Hemos afirmado la necesidad de hacer y decir la verdad en nuestras relaciones, de tener el coraje de decir palabras de justicia y abrir perspectivas de paz.


Lo que ha sucedido y está sucediendo en Gaza nos deja atónitos e incomprensibles.

Por un lado, la diplomacia, la política, las instituciones multilaterales y la comunidad internacional han mostrado toda su debilidad, por otro, también hemos recibido apoyo:

El Santo Padre ha pedido repetidamente a todas las partes implicadas que detengan esta deriva, pero también ha expresado de manera concreta su solidaridad humana con nuestra comunidad de Gaza y les ha dado también un apoyo concreto.

Precisamente hoy ha enviado una carta a todos los católicos de esta región, expresando su cercanía a todos los que de diversas maneras sufren las consecuencias de esta guerra, especialmente a nuestros hermanos y hermanas de Gaza, y animándonos a ser «testigos de la fuerza de una paz no violenta», a ser «brotes de esperanza» y «testificar el amor en medio de palabras de odio, el encuentro en medio de enfrentamientos crecientes, la unidad en medio de hostilidades crecientes». ¡Gracias, Santo Padre!

Hemos recibido muchas formas de solidaridad de toda la comunidad cristiana con nuestra Iglesia. La solidaridad humana y cristiana ha encontrado formas de expresión de cercanía que han sido para nosotros un importante consuelo. Nunca nos han dejado solos con oraciones, expresiones de solidaridad e incluso ayudas concretas.

Pero, en un contexto tan dramático, afrontémoslo: este año ha puesto a prueba nuestra fe.
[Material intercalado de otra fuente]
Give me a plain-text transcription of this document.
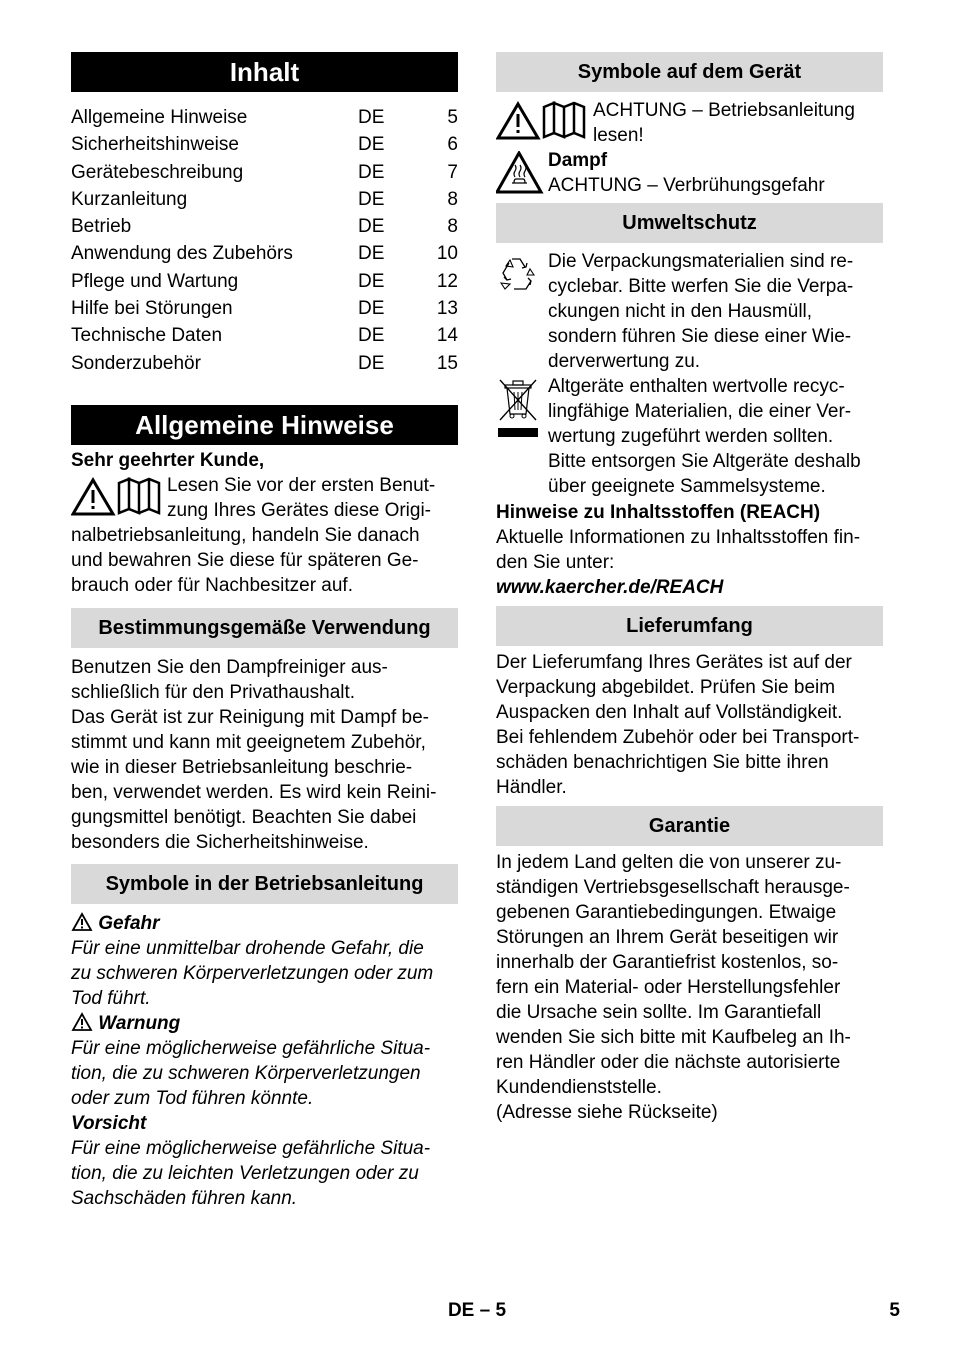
Inhalt
Allgemeine Hinweise	DE	5
Sicherheitshinweise	DE	6
Gerätebeschreibung	DE	7
Kurzanleitung	DE	8
Betrieb	DE	8
Anwendung des Zubehörs	DE	10
Pflege und Wartung	DE	12
Hilfe bei Störungen	DE	13
Technische Daten	DE	14
Sonderzubehör	DE	15
Allgemeine Hinweise

Sehr geehrter Kunde,

Lesen Sie vor der ersten Benut-

zung Ihres Gerätes diese Origi-

nalbetriebsanleitung, handeln Sie danach

und bewahren Sie diese für späteren Ge-

brauch oder für Nachbesitzer auf.

Bestimmungsgemäße Verwendung

Benutzen Sie den Dampfreiniger aus-

schließlich für den Privathaushalt.

Das Gerät ist zur Reinigung mit Dampf be-

stimmt und kann mit geeignetem Zubehör,

wie in dieser Betriebsanleitung beschrie-

ben, verwendet werden. Es wird kein Reini-

gungsmittel benötigt. Beachten Sie dabei

besonders die Sicherheitshinweise.

Symbole in der Betriebsanleitung

Gefahr

Für eine unmittelbar drohende Gefahr, die

zu schweren Körperverletzungen oder zum

Tod führt.

Warnung

Für eine möglicherweise gefährliche Situa-

tion, die zu schweren Körperverletzungen

oder zum Tod führen könnte.

Vorsicht

Für eine möglicherweise gefährliche Situa-

tion, die zu leichten Verletzungen oder zu

Sachschäden führen kann.

Symbole auf dem Gerät

ACHTUNG – Betriebsanleitung

lesen!

Dampf

ACHTUNG – Verbrühungsgefahr

Umweltschutz

Die Verpackungsmaterialien sind re-

cyclebar. Bitte werfen Sie die Verpa-

ckungen nicht in den Hausmüll,

sondern führen Sie diese einer Wie-

derverwertung zu.

Altgeräte enthalten wertvolle recyc-

lingfähige Materialien, die einer Ver-

wertung zugeführt werden sollten.

Bitte entsorgen Sie Altgeräte deshalb

über geeignete Sammelsysteme.

Hinweise zu Inhaltsstoffen (REACH)

Aktuelle Informationen zu Inhaltsstoffen fin-

den Sie unter:

www.kaercher.de/REACH

Lieferumfang

Der Lieferumfang Ihres Gerätes ist auf der

Verpackung abgebildet. Prüfen Sie beim

Auspacken den Inhalt auf Vollständigkeit.

Bei fehlendem Zubehör oder bei Transport-

schäden benachrichtigen Sie bitte ihren

Händler.

Garantie

In jedem Land gelten die von unserer zu-

ständigen Vertriebsgesellschaft herausge-

gebenen Garantiebedingungen. Etwaige

Störungen an Ihrem Gerät beseitigen wir

innerhalb der Garantiefrist kostenlos, so-

fern ein Material- oder Herstellungsfehler

die Ursache sein sollte. Im Garantiefall

wenden Sie sich bitte mit Kaufbeleg an Ih-

ren Händler oder die nächste autorisierte

Kundendienststelle.

(Adresse siehe Rückseite)

DE – 5	5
No es fácil vivir la fe en estos tiempos difíciles.

Las palabras “esperanza”, “paz”, “convivencia” nos parecen teóricas y lejanas de la realidad. Quizá incluso la oración nos parece una obligación moral que cumplir, pero no el lugar del que sacar fuerza en el sufrimiento, una mirada distinta sobre el mundo, no un espacio de encuentro privilegiado con Dios, donde encontrar consuelo y consuelo. Pienso que son pensamientos humanos ineludibles.

Pero es precisamente aquí donde nuestra fe cristiana debe encontrar una expresión visible.

Estamos llamados a pensar más allá de los cálculos lógicos, no podemos quedarnos solo en reflexiones humanas que nos atrapan en nuestro dolor, sin abrir perspectivas. Estamos llamados a leer estos desafíos a la luz de la Palabra de Dios, una Palabra que acompaña y ensancha nuestro corazón.

Y tenemos que seguir haciéndolo.

¿No es esa nuestra misión principal como Iglesia? Es decir, no sólo poder decir una palabra de verdad sobre el tiempo presente, sino también ver y mostrar un mundo que va más allá del presente y de sus dinámicas; ofrecer un lenguaje capaz de crear un mundo nuevo que todavía no es visible, pero que se otea en el horizonte; proponer un estilo de vida en este conflicto que haga posible ya entre nosotros lo que esperamos en el futuro.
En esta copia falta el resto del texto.